Introduction
Factors are a special type of data structure in R used to represent categorical data. Categorical data consists of values that belong to a finite set of categories, such as gender, education level, ratings, or departments.
Factors are extremely important in:
- Statistical modeling
- Data analysis
- Machine learning
- Data visualization
What is a Factor?
A factor is a data structure that stores:
- Levels (unique categories)
- Integer codes that represent these levels
Internally, factors are stored as integers, but displayed as labels.
Why Factors are Important
Factors help R:
- Understand categorical variables
- Apply correct statistical methods
- Optimize memory usage
- Handle ordering of categories properly
Example:
- Gender: Male, Female
- Rating: Low, Medium, High
Creating Factors in R
Using factor() Function
gender <- factor(c("Male", "Female", "Male", "Female"))
print(gender)
Levels of a Factor
Levels are the unique categories in a factor.
levels(gender)
Level Ordering of Factors
By default, levels are ordered alphabetically.
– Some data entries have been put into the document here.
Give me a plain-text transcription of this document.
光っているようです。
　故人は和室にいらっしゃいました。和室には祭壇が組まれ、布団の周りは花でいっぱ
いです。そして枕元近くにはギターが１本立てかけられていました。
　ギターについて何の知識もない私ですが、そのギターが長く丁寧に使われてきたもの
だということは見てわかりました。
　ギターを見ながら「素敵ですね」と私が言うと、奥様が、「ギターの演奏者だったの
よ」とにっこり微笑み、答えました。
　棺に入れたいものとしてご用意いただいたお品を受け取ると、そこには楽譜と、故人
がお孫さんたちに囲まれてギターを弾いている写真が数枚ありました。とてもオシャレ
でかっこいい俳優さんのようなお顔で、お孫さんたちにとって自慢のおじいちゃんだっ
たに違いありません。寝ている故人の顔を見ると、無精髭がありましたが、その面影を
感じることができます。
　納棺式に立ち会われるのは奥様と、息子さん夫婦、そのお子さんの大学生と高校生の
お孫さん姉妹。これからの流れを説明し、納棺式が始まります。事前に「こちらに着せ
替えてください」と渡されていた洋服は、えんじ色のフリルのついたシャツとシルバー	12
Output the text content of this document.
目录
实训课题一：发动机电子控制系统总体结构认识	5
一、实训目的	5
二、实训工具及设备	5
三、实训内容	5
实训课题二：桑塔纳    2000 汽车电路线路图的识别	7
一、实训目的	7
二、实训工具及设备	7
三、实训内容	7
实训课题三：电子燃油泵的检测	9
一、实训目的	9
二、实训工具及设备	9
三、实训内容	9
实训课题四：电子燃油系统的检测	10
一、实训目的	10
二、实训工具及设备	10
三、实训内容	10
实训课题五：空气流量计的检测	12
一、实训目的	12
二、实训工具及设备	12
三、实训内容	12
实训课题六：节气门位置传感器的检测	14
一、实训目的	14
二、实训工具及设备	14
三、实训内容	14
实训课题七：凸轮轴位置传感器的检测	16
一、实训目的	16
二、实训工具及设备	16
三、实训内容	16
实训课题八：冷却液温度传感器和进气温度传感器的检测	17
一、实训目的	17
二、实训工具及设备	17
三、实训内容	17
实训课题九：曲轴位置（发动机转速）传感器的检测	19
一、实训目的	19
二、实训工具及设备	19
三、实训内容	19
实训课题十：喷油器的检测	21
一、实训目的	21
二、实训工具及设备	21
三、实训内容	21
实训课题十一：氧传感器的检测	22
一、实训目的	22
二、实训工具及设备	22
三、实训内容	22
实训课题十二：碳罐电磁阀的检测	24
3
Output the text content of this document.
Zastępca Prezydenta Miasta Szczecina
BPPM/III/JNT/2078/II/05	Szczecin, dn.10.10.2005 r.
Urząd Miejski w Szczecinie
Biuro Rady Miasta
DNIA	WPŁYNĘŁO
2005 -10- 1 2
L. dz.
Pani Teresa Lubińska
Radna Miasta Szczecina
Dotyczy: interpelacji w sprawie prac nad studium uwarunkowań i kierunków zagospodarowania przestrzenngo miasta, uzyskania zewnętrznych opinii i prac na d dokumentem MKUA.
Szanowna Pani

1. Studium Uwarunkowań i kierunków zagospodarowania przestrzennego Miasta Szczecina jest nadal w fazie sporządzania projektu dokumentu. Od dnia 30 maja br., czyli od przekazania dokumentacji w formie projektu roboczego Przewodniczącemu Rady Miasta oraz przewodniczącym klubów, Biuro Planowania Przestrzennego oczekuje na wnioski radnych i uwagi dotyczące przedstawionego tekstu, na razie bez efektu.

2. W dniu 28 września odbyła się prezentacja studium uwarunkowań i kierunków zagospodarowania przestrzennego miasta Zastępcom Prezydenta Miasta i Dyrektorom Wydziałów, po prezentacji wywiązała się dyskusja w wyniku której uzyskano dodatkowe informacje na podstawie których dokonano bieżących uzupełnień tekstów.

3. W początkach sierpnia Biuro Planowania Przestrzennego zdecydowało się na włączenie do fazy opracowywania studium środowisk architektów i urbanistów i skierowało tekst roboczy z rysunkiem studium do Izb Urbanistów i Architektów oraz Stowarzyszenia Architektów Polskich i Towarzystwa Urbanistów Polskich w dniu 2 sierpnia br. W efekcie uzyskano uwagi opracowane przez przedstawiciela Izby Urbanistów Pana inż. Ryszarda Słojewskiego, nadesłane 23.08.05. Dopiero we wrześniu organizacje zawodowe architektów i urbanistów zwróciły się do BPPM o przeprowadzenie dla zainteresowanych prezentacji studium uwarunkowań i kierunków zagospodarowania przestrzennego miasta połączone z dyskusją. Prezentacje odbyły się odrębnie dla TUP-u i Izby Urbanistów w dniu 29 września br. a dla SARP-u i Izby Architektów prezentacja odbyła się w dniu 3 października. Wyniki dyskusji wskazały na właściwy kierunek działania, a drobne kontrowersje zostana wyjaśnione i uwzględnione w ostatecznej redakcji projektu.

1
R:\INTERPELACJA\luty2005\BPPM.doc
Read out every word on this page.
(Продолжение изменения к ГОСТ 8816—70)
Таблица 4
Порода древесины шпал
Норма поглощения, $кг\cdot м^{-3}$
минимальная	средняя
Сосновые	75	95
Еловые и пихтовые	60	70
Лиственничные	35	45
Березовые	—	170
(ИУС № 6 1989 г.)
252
rating <- factor(c("Low", "High", "Medium"))
levels(rating)
Ordered Factors
Ordered factors have a meaningful order.
rating <- factor(
c("Low", "Medium", "High"),
levels = c("Low", "Medium", "High"),
ordered = TRUE
)
Checking Factor Properties
is.factor()
is.factor(rating)
is.ordered()
is.ordered(rating)
Converting Data to Factors
Convert Vector to Factor
x <- c("Yes", "No", "Yes")
f <- as.factor(x)
Convert Factor to Character
as.character(f)
Convert Factor to Numeric
⚠️ Must convert carefully.
as.numeric(levels(f))[f]
Modifying Factor Levels
Renaming Levels
levels(f) <- c("NO", "YES")
Adding New Levels
levels(f) <- c(levels(f), "MAYBE")
Summary of Factors
- Factors represent categorical data
- They store values as integers with labels
- Ordered factors represent ranked categories
- Essential for statistical analysis and modeling
Common Mistakes with Factors
- Converting factor directly to numeric
- Forgetting to define level order
- Treating factors as strings
Summary
Factors are a core data structure in R used for categorical data. They play a critical role in statistical modeling and data analysis by ensuring that categorical variables are handled correctly and efficiently.